Ela tinha passado por nós pouco antes; no seu passo rápido, a mochila, maior do que muitas das nossas, parecia nem lhe pesar nas costas. Caminhava sozinha. O seu destino era o mesmo – Fátima –, mas contou-nos, quando a encontrámos mais adiante a descansar sentada numa pedra, que depois de uma paragem em Fátima, ela ia continuar rumo a Santiago de Compostela. Na conversa, a sintonia foi imediata. Bastava aquele sentir que estávamos a fazer o mesmo caminho, rumo à meta comum.

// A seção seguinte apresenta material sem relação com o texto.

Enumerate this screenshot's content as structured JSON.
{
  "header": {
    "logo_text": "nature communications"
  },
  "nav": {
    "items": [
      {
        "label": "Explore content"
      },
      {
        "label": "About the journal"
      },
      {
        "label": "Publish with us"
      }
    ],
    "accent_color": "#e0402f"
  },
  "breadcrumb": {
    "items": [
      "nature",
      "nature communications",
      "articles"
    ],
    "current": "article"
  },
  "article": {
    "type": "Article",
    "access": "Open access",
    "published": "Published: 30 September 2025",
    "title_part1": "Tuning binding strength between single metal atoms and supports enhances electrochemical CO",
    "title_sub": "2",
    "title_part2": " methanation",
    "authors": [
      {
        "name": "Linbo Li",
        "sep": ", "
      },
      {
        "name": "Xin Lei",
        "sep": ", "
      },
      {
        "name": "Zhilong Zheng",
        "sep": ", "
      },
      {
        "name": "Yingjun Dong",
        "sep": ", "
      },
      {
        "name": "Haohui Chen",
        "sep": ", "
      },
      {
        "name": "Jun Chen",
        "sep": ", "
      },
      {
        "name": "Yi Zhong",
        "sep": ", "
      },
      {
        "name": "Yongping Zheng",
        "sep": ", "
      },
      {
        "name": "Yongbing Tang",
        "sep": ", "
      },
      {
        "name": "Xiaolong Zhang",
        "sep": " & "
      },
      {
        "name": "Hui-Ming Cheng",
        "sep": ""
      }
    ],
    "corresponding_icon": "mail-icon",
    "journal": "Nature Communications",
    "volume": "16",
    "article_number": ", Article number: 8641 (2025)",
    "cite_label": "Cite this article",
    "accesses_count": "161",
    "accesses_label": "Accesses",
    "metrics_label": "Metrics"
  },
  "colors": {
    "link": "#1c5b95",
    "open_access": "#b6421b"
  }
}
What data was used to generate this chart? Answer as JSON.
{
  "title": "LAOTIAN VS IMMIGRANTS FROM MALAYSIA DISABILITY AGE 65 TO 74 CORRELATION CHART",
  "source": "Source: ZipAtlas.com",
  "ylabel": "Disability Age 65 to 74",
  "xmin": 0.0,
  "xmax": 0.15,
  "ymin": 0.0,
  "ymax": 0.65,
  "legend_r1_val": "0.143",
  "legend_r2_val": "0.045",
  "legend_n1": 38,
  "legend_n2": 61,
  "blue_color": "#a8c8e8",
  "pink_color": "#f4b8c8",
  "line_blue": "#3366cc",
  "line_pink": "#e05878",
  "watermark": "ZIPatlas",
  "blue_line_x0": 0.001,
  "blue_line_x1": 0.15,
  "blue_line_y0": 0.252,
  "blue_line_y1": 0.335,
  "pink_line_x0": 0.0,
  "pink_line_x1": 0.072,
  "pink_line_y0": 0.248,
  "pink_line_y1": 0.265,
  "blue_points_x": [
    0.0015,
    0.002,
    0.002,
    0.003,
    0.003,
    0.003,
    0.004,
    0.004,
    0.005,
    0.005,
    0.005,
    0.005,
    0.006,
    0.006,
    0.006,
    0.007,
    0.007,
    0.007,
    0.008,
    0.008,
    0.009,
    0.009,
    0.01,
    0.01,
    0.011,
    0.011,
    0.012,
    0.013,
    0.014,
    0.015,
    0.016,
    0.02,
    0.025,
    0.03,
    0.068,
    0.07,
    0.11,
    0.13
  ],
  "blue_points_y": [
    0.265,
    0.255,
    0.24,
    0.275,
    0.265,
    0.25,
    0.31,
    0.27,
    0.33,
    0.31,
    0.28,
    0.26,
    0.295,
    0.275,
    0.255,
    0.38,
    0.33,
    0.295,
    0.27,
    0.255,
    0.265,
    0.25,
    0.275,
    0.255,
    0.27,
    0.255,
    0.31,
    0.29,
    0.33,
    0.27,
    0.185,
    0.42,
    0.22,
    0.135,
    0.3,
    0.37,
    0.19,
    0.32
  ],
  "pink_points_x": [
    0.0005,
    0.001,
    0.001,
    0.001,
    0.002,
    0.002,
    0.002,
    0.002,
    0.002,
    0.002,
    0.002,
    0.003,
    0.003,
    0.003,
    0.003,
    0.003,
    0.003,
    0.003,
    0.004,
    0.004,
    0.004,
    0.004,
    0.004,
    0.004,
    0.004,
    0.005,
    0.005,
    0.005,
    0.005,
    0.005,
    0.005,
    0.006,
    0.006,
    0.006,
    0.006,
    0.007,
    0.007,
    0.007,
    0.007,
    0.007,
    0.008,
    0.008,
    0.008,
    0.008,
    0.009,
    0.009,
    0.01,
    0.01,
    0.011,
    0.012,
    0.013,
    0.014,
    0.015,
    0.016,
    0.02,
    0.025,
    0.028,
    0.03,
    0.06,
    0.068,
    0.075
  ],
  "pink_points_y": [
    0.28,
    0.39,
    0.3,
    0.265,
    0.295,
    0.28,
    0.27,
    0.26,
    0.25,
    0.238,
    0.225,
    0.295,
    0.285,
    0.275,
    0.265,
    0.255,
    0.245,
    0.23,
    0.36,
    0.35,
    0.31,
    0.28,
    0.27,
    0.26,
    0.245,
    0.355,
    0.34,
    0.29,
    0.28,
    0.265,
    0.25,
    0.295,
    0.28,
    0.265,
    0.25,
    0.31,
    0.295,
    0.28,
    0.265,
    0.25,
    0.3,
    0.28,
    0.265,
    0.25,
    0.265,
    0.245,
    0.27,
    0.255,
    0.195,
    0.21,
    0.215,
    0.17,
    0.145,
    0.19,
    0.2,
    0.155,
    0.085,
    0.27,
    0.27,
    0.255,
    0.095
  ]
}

Partilhávamos o mesmo gosto de avançar pelos carreiros que atravessavam os campos ao longo do Tejo, partilhávamos o pó, e a canseira da caminhada. Era fácil, e sabia bem conversar ao longo do caminho.
Os dois discípulos que caminhavam para Emaús, ignorando que Jesus tinha ressuscitado nessa mesma madrugada, devem ter experimentado isso mesmo, ao verem aquele peregrino que se juntava a eles com vontade de partilhar o caminho e a fadiga. E, tal como eles, o novo peregrino gostava de conversar.
Quando os alcançou, disse: «De que é que vão a falar com tanto empenho?» «Ora essa! – terão dito –, pois de que é que havíamos de falar? Do que todo o mundo fala hoje!» E o peregrino, «De quê?» Diz a história que pararam embasbacados a olhar para ele: «Deves ser o único forasteiro em Jerusalém que não sabe o que lá se passou nestes dias!...» E ele fez de conta que não sabia mesmo; ajudava-os assim a fazer o esforço de lembrar e contar de novo a história de Jesus, de como ele tinha passado entre nós, fazendo o bem, da grande esperança que tinha acendido no coração de muita gente do povo e de como, afinal os chefes religiosos, políticos e militares se tinham aliado para o prender, e condenar à morte. Aquele Jesus que tinha dado esperança de vida nova a tantos, tinha acabado numa cruz. Já corria o terceiro dia, e as histórias que começavam a circular nessa madrugada – Maria Madalena que dizia ter visto alguém, e Pedro e João que tinham visto o túmulo vazio – eram, com certeza, invenções geradas pela imaginação de amigos que não conseguiam aguentar tanta dor.
E o terceiro peregrino, aceite como amigo porque partilhava o mesmo pó do caminho, lá os foi ajudando, primeiro a lembrar e contar o que tinham experimentado. E não teve receio de os desafiar a procurar nas Escrituras: «Se esse Jesus era um enviado de Deus, decerto a Palavra de Deus vos dará a chave para entender a verdade profunda do que aconteceu.» Com a Palavra de Deus, vão descobrir que esse Mestre bom da Galileia não era só uma história linda que teve um trágico fim, era muito mais! E começou a recordar-lhes as palavras da Lei de Moisés e dos Profetas (a Bíblia) que se referiam a Ele.
Caminhar com eles, partilhar o mesmo esforço, a mesma fadiga rumo à meta comum, tinha aberto aqueles corações a escutarem-se uns aos outros com simpatia. Talvez ainda não entendessem tudo, e certamente não conseguiram saber quem era esse peregrino que tinha vindo caminhar com eles. Mas, como haviam de reconhecer mais tarde, quando ele falava, «o coração ardia-nos no peito».
O terceiro peregrino e os seus dois amigos fazem-me pensar que, nos momentos de dor e ansiedade – seja pela morte de uma pessoa amada, seja pela ânsia de uma epidemia – é a capacidade de caminhar juntos, partilhando o suor e a poeira dos carreiros, que abre o coração à fraternidade e dá força para chegar juntos à meta.